I pneumatici del povero DC9 sembravano la pelle dell’Uomo Roccia, quello dei Fantastici 4, per intenderci. Erano costellati di ciottoli di piccole e medie dimensioni, una specie di cingolo formato da sassi che ricopriva buona parte del battistrada.
Non so perché … ma nella mia mente si visualizzò l’immagine di un croccantino, il gelato che aveva contrassegnato tutte le estati della mia infanzia: il tipico stecco di legno, il ripieno di crema con il cuore di amarena e soprattutto la superficie, anziché liscia, costellata da una miriade di micropalline di zucchero e nocciole sminuzzate. Volendo lo stelo dei carrelli poteva costituire lo stecco di un enorme croccantino tondo mentre i sassi non avrebbero sfigurato come copertura …

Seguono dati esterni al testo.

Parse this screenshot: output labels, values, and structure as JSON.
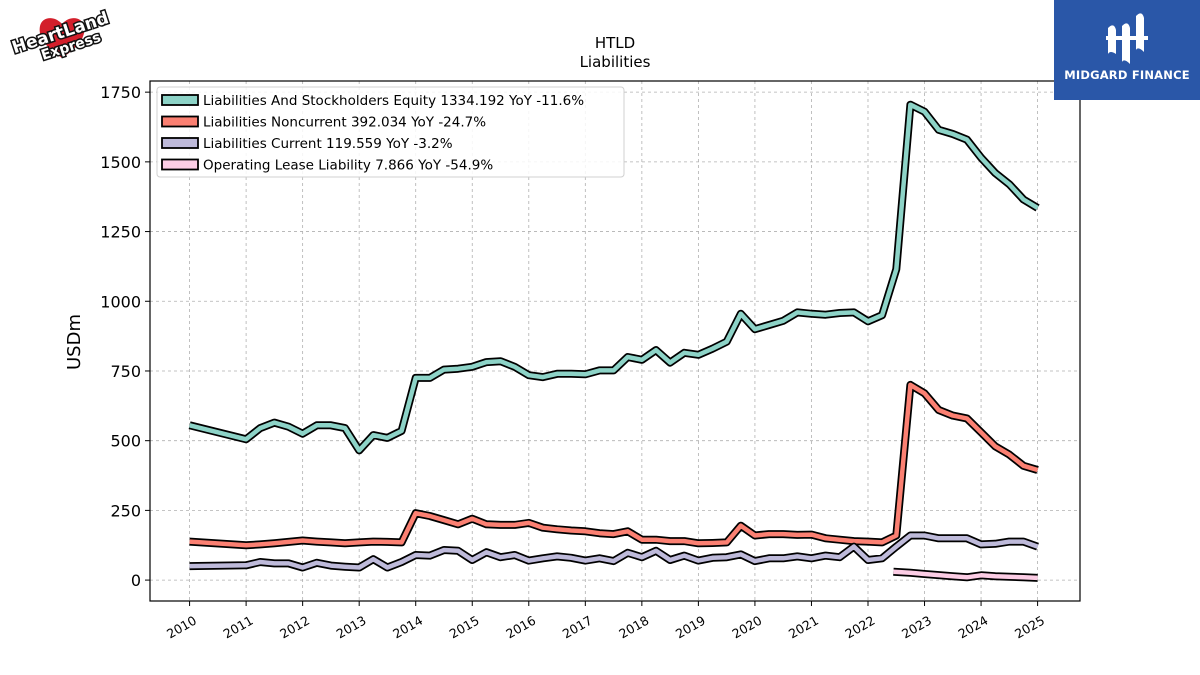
{
  "logos": {
    "left_text": "HeartLand Express",
    "right_text": "MIDGARD FINANCE"
  },
  "chart_data": {
    "type": "line",
    "title": "HTLD",
    "subtitle": "Liabilities",
    "ylabel": "USDm",
    "xlabel": "",
    "ylim": [
      -75,
      1790
    ],
    "xlim": [
      2009.3,
      2025.75
    ],
    "yticks": [
      0,
      250,
      500,
      750,
      1000,
      1250,
      1500,
      1750
    ],
    "xticks": [
      "2010",
      "2011",
      "2012",
      "2013",
      "2014",
      "2015",
      "2016",
      "2017",
      "2018",
      "2019",
      "2020",
      "2021",
      "2022",
      "2023",
      "2024",
      "2025"
    ],
    "grid": true,
    "legend_position": "top-left",
    "series": [
      {
        "name": "Liabilities And Stockholders Equity",
        "legend": "Liabilities And Stockholders Equity  1334.192 YoY -11.6%",
        "color": "#8dd3c7",
        "x": [
          2010.0,
          2011.0,
          2011.25,
          2011.5,
          2011.75,
          2012.0,
          2012.25,
          2012.5,
          2012.75,
          2013.0,
          2013.25,
          2013.5,
          2013.75,
          2014.0,
          2014.25,
          2014.5,
          2014.75,
          2015.0,
          2015.25,
          2015.5,
          2015.75,
          2016.0,
          2016.25,
          2016.5,
          2016.75,
          2017.0,
          2017.25,
          2017.5,
          2017.75,
          2018.0,
          2018.25,
          2018.5,
          2018.75,
          2019.0,
          2019.25,
          2019.5,
          2019.75,
          2020.0,
          2020.25,
          2020.5,
          2020.75,
          2021.0,
          2021.25,
          2021.5,
          2021.75,
          2022.0,
          2022.25,
          2022.5,
          2022.75,
          2023.0,
          2023.25,
          2023.5,
          2023.75,
          2024.0,
          2024.25,
          2024.5,
          2024.75,
          2025.0
        ],
        "values": [
          555,
          505,
          545,
          565,
          550,
          525,
          555,
          555,
          545,
          465,
          520,
          510,
          535,
          725,
          725,
          755,
          758,
          765,
          782,
          785,
          765,
          735,
          728,
          740,
          740,
          738,
          752,
          752,
          800,
          790,
          825,
          780,
          815,
          808,
          830,
          855,
          955,
          900,
          915,
          930,
          960,
          955,
          952,
          958,
          960,
          928,
          950,
          1115,
          1705,
          1680,
          1615,
          1600,
          1580,
          1515,
          1460,
          1420,
          1365,
          1335
        ]
      },
      {
        "name": "Liabilities Noncurrent",
        "legend": "Liabilities Noncurrent  392.034 YoY -24.7%",
        "color": "#fb8072",
        "x": [
          2010.0,
          2011.0,
          2011.25,
          2011.5,
          2011.75,
          2012.0,
          2012.25,
          2012.5,
          2012.75,
          2013.0,
          2013.25,
          2013.5,
          2013.75,
          2014.0,
          2014.25,
          2014.5,
          2014.75,
          2015.0,
          2015.25,
          2015.5,
          2015.75,
          2016.0,
          2016.25,
          2016.5,
          2016.75,
          2017.0,
          2017.25,
          2017.5,
          2017.75,
          2018.0,
          2018.25,
          2018.5,
          2018.75,
          2019.0,
          2019.25,
          2019.5,
          2019.75,
          2020.0,
          2020.25,
          2020.5,
          2020.75,
          2021.0,
          2021.25,
          2021.5,
          2021.75,
          2022.0,
          2022.25,
          2022.5,
          2022.75,
          2023.0,
          2023.25,
          2023.5,
          2023.75,
          2024.0,
          2024.25,
          2024.5,
          2024.75,
          2025.0
        ],
        "values": [
          138,
          125,
          128,
          132,
          137,
          142,
          138,
          135,
          132,
          135,
          138,
          137,
          135,
          240,
          230,
          215,
          200,
          220,
          200,
          198,
          198,
          205,
          188,
          182,
          178,
          175,
          168,
          165,
          175,
          145,
          145,
          140,
          140,
          132,
          133,
          135,
          195,
          160,
          165,
          165,
          162,
          163,
          150,
          145,
          140,
          138,
          135,
          160,
          700,
          670,
          610,
          590,
          580,
          530,
          480,
          450,
          410,
          395
        ]
      },
      {
        "name": "Liabilities Current",
        "legend": "Liabilities Current  119.559 YoY -3.2%",
        "color": "#bebada",
        "x": [
          2010.0,
          2011.0,
          2011.25,
          2011.5,
          2011.75,
          2012.0,
          2012.25,
          2012.5,
          2012.75,
          2013.0,
          2013.25,
          2013.5,
          2013.75,
          2014.0,
          2014.25,
          2014.5,
          2014.75,
          2015.0,
          2015.25,
          2015.5,
          2015.75,
          2016.0,
          2016.25,
          2016.5,
          2016.75,
          2017.0,
          2017.25,
          2017.5,
          2017.75,
          2018.0,
          2018.25,
          2018.5,
          2018.75,
          2019.0,
          2019.25,
          2019.5,
          2019.75,
          2020.0,
          2020.25,
          2020.5,
          2020.75,
          2021.0,
          2021.25,
          2021.5,
          2021.75,
          2022.0,
          2022.25,
          2022.5,
          2022.75,
          2023.0,
          2023.25,
          2023.5,
          2023.75,
          2024.0,
          2024.25,
          2024.5,
          2024.75,
          2025.0
        ],
        "values": [
          50,
          53,
          65,
          60,
          60,
          45,
          62,
          52,
          48,
          45,
          75,
          45,
          65,
          90,
          88,
          108,
          105,
          72,
          100,
          82,
          90,
          70,
          78,
          85,
          80,
          70,
          78,
          68,
          98,
          82,
          105,
          72,
          88,
          70,
          80,
          82,
          92,
          68,
          78,
          78,
          85,
          78,
          88,
          82,
          120,
          72,
          78,
          120,
          160,
          160,
          150,
          150,
          150,
          128,
          130,
          138,
          138,
          120
        ]
      },
      {
        "name": "Operating Lease Liability",
        "legend": "Operating Lease Liability  7.866 YoY -54.9%",
        "color": "#fccde5",
        "x": [
          2022.45,
          2022.75,
          2023.0,
          2023.25,
          2023.5,
          2023.75,
          2024.0,
          2024.25,
          2024.5,
          2024.75,
          2025.0
        ],
        "values": [
          30,
          26,
          22,
          18,
          14,
          10,
          17,
          14,
          12,
          10,
          8
        ]
      }
    ]
  }
}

Da adulto assennato, sentenziai che la presenza dei sassi addosso al pneumatico, contrastava le leggi della gravità. Dunque, istintivamente, provai a staccarne uno.
“Fossi in lei, non li toccherei, comandante” mi apostrofò il caposcalo. Prima che potessi abbozzare una replica mi mostrò le sue dita nere e cosparse di un fluido vischioso. Poi aggiunse: “Si è sciolto l’asfalto della pista!”
In effetti la calura era davvero insopportabile. Mi resi conto che la mia camicia, seppure di cotone leggero, si era letteralmente attaccata alla mia pelle. In pochi istanti. Era bagnata ovunque da un sudore copioso. Benché fossimo all’ombra sotto la pancia dell’aeroplano, la temperatura era torrida, complice le vampate di calore che venivano dall’asfalto, appunto, e dall’aria rovente e immobile.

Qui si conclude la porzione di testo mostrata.